Le gambe, come diceva il dr. Feldenkrais, sono come delle ruote che portano a spasso una parte superiore del corpo leggermente sbilanciata in avanti.

Può sembrare una forzatura coltivare intenzionalmente determinate immagini mentre si svolge un’attività tanto naturale come camminare.  Ed effettivamente lo è. Però è anche vero che ci muoviamo comunque secondo immagini di movimento, solo che tendenzialmente le abbiamo dimenticate e le diamo per scontate, e agiscono quindi inconsciamente. Quando si manifestano è sempre una bella scoperta.

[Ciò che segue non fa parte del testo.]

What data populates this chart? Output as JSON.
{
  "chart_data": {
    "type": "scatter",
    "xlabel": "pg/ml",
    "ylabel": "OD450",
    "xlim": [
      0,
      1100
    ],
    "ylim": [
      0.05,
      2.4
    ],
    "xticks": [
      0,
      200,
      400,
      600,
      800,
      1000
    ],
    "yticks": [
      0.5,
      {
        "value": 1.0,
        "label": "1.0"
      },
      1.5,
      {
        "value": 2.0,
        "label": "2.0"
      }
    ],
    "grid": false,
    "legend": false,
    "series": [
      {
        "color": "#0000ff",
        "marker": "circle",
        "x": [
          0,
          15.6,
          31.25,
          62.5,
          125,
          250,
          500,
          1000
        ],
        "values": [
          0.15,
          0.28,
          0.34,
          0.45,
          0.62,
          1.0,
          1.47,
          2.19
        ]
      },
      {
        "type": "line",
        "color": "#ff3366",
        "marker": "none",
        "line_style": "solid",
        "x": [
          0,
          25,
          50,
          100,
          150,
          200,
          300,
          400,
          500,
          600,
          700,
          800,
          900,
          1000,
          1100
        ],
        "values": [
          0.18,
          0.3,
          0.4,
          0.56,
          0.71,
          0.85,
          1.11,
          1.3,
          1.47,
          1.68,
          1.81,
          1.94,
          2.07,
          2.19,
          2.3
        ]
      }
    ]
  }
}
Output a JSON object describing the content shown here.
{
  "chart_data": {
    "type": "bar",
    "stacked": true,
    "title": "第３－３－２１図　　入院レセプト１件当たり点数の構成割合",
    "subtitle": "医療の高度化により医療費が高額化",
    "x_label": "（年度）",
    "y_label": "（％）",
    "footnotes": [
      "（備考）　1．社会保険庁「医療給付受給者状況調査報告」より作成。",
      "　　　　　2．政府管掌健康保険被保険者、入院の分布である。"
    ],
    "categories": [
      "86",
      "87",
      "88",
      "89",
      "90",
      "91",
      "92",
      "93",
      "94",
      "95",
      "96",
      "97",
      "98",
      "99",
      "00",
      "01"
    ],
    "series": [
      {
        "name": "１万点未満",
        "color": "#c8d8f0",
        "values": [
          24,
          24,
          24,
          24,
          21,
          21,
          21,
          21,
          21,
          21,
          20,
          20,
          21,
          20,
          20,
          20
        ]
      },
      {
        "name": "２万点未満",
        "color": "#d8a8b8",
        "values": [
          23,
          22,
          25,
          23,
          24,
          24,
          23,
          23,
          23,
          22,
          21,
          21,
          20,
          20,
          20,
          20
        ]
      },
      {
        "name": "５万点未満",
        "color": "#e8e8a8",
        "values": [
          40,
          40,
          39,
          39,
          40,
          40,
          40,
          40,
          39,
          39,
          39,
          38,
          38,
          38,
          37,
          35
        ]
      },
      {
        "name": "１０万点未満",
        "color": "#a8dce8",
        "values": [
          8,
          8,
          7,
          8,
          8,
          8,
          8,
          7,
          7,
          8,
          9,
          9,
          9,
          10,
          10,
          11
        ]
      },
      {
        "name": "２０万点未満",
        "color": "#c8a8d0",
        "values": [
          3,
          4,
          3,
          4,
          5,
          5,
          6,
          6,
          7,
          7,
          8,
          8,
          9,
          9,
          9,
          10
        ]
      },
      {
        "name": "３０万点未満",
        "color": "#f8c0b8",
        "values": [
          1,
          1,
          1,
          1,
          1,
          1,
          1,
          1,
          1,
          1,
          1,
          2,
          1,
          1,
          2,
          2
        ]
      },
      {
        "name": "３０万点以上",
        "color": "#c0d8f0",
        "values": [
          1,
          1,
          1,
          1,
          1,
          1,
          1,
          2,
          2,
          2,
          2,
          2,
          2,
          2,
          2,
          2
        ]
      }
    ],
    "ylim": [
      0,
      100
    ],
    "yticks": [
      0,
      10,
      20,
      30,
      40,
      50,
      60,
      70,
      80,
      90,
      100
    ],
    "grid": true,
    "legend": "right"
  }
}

Quindi non basta darsi istruzioni e comandi, se non vengono trasformati in informazioni.

Per quanto quelle esposte siano indicazioni parziali, possono risultare interessanti.
Una curiosità: se propongo esplorazioni come queste prima di una lezione Feldenkrais, spesso sembrano quasi irricevibili e difficili da applicare. Dopo la lezione, invece, è tutta un’altra faccenda.

____

(1) Quando manteniamo fissa una parte di noi, questa cambia il rapporto che ha con le altre. Perde la funzione di collegamento, fa in misura minore da tramite. Diminuisce la sua possibilità di essere al servizio del movimento. Al contrario, sono le altre parti che devono riorganizzarsi in funzione di quella parte tenuta ferma.

(2) Quando ero ancora studente in formazione Feldenkrais, ricordo che durante una sorta di pellegrinaggio di 5 giorni che feci dalle parti di Rieti fino a Roma, con uno zaino piuttosto pesante per me, mi tornò per la prima volta utilissima questa idea di sbilanciarmi in avanti e poter sfruttare meglio l’inerzia del movimento. Lo zaino così non diventava più leggero, ma smetteva, per quanto possibile, di essere un fardello.